第83話「イヴ・リグレクト」
今、私の少し前をリダン様が歩いています。
リダン様はこちらを振り返ることもなく黙々と先を歩いているだけですが、先ほどからその後ろ姿を見ていると心がざわついてしまいます。
心を落ち着けるためにリダン様から視線を逸らしてみても、頭の中からはリダン様が離れてくれず、結局心はざわついたままです。

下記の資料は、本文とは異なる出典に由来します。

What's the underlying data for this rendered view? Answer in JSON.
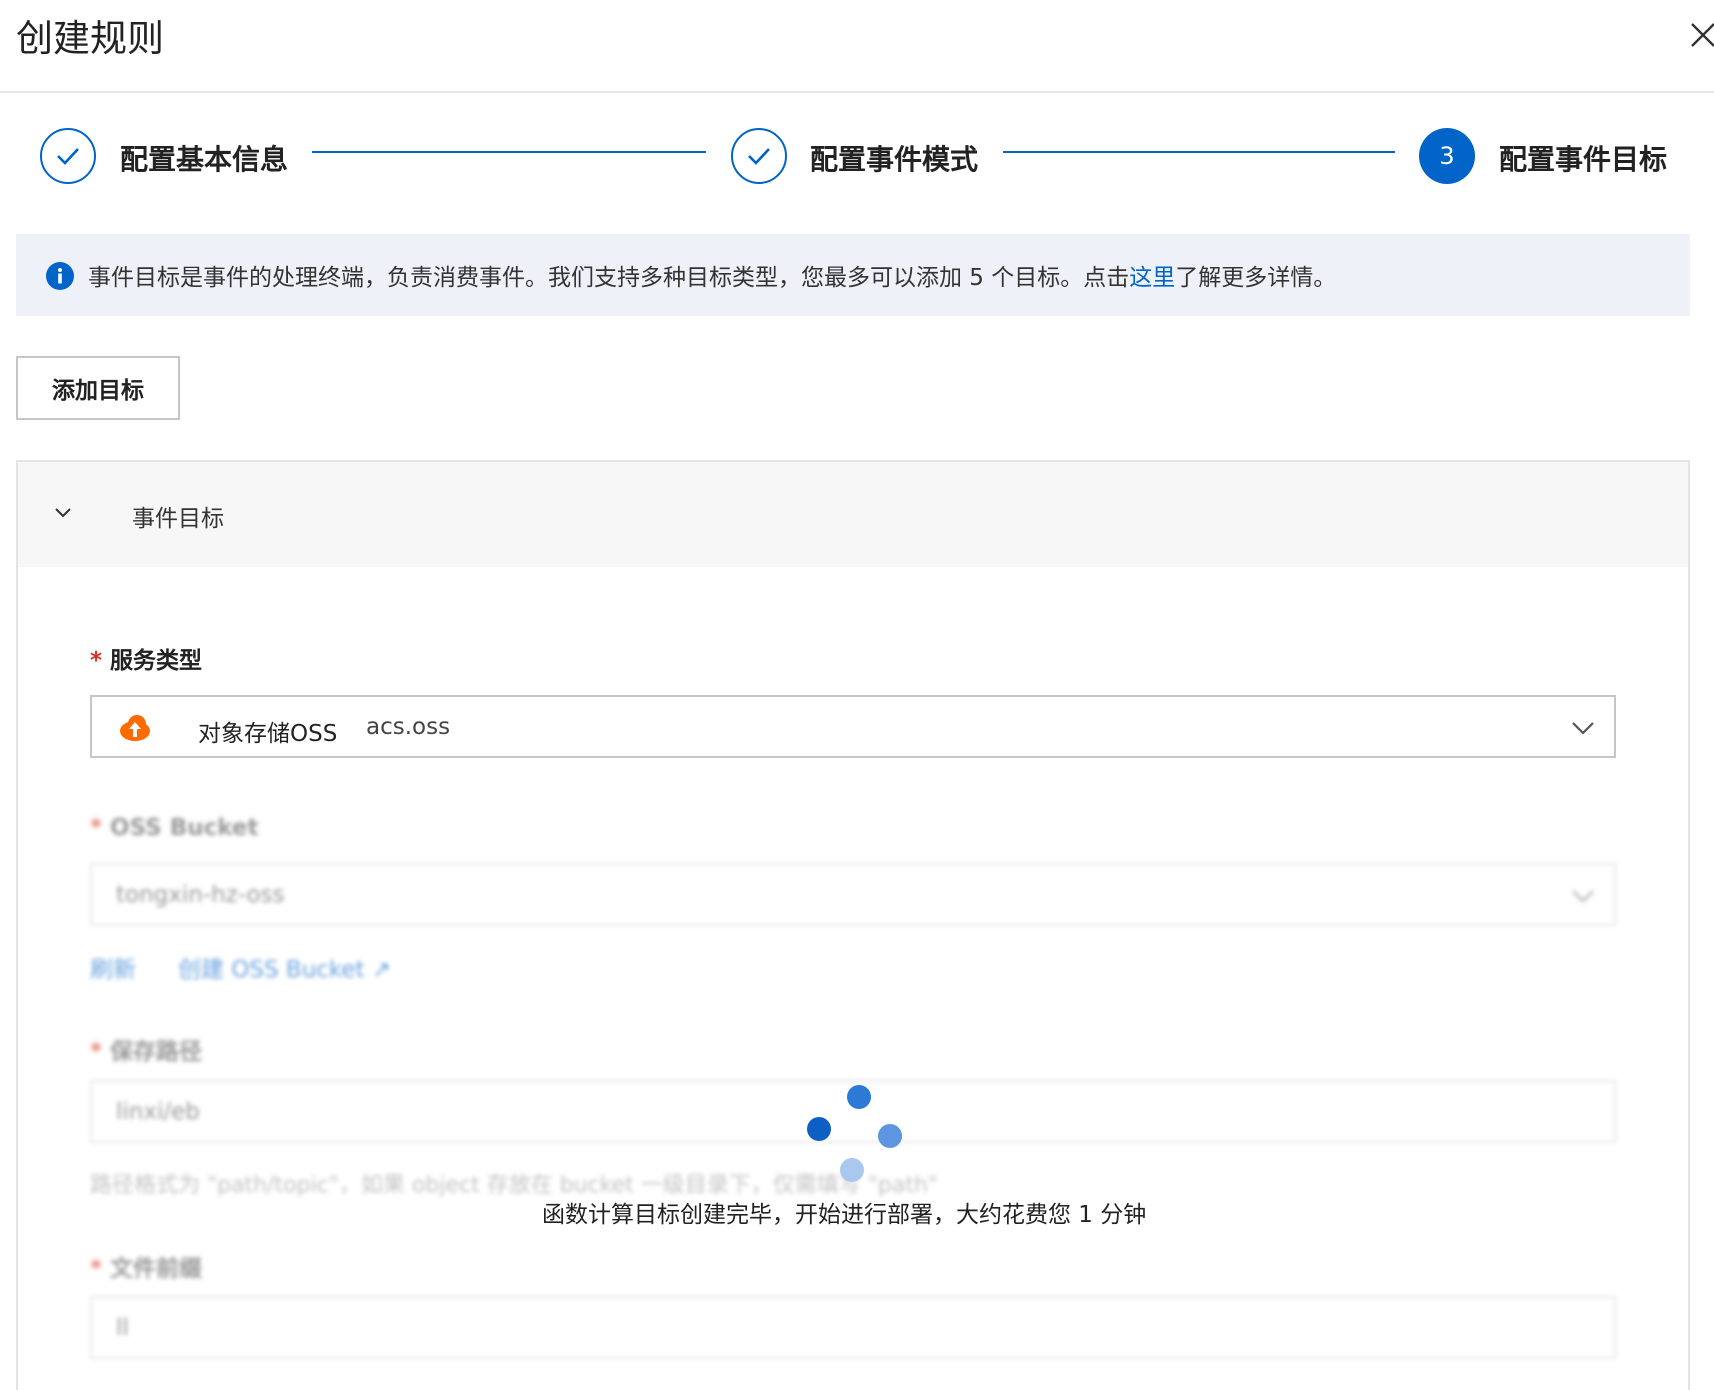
{
  "dialog": {
    "title": "创建规则"
  },
  "steps": [
    {
      "label": "配置基本信息",
      "status": "done"
    },
    {
      "label": "配置事件模式",
      "status": "done"
    },
    {
      "label": "配置事件目标",
      "status": "active",
      "number": "3"
    }
  ],
  "alert": {
    "text_before": "事件目标是事件的处理终端，负责消费事件。我们支持多种目标类型，您最多可以添加 5 个目标。点击",
    "link": "这里",
    "text_after": "了解更多详情。"
  },
  "add_target_button": "添加目标",
  "target_panel": {
    "title": "事件目标",
    "service_type": {
      "label": "服务类型",
      "selected_name": "对象存储OSS",
      "selected_code": "acs.oss"
    },
    "oss_bucket": {
      "label": "OSS Bucket",
      "value": "tongxin-hz-oss",
      "refresh": "刷新",
      "create": "创建 OSS Bucket"
    },
    "save_path": {
      "label": "保存路径",
      "value": "linxi/eb",
      "help": "路径格式为 \"path/topic\"，如果 object 存放在 bucket 一级目录下，仅需填写 \"path\""
    },
    "file_prefix": {
      "label": "文件前缀",
      "value": "ll"
    }
  },
  "loading": {
    "message": "函数计算目标创建完毕，开始进行部署，大约花费您 1 分钟"
  },
  "colors": {
    "primary": "#0064c8",
    "required": "#d93026",
    "oss_orange": "#ff6a00"
  }
}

それから少しの間自分の頭の中と格闘しましたが、どうすることもできなかったので諦めて現状に身を委ねることにしました。
心がざわつくとは言っても胸が高鳴っているような感覚なので、悪いものではないと思う事にします。
思えば、ここ最近はいつもリダン様の事ばかり考えていた気がします。そして、その度に頭の中で葛藤を繰り返していました。
そしてそんな時、いつも頭の中に父の言葉がよぎりました。
『人を愛し、人から愛される人間になってほしい』
父は昔から良く私にそう言いました。
身内としての贔屓目が入っているかもしれませんが、私の父と母は領民の方々を始めとした多くの方々に慕われていると思います。そして、父と母もその方々をとても大切に思っていると思います。
幼い頃からそんな両親を見て育った私は、自然と自分自身もそんな人間になりたいと考えるようになりました。
だから私は両親のようになるにはどうしたら良いのかと父に聞きました。すると父は『人に寄り添える優しい人間になりなさい』と言いました。
私は父の教えの通り、人に優しく接するようになりました。周囲に気を配り、困っている方がいれば話を聞き、親身に寄り添い、少しでも誰かの助けになれるように心掛けました。
私がそうしていると、お屋敷で働いている方々やリグレクト領の領民の方々が『イヴは優しくて良い子』だと言ってくれるようになりました。両親も、そんな評判を受けて『イヴは自慢の娘』だと言ってくれました。
私はそれが嬉しくて、それまで以上に周囲に気を配るようになりました。
とは言っても、私は決して打算的な考えだけで人に接していたわけではありません。
初めのうちは両親のようになりたいという気持ちから人に優しく接していましたが、そうしている中で私は人の為に何かをすることに喜びを感じるようになりました。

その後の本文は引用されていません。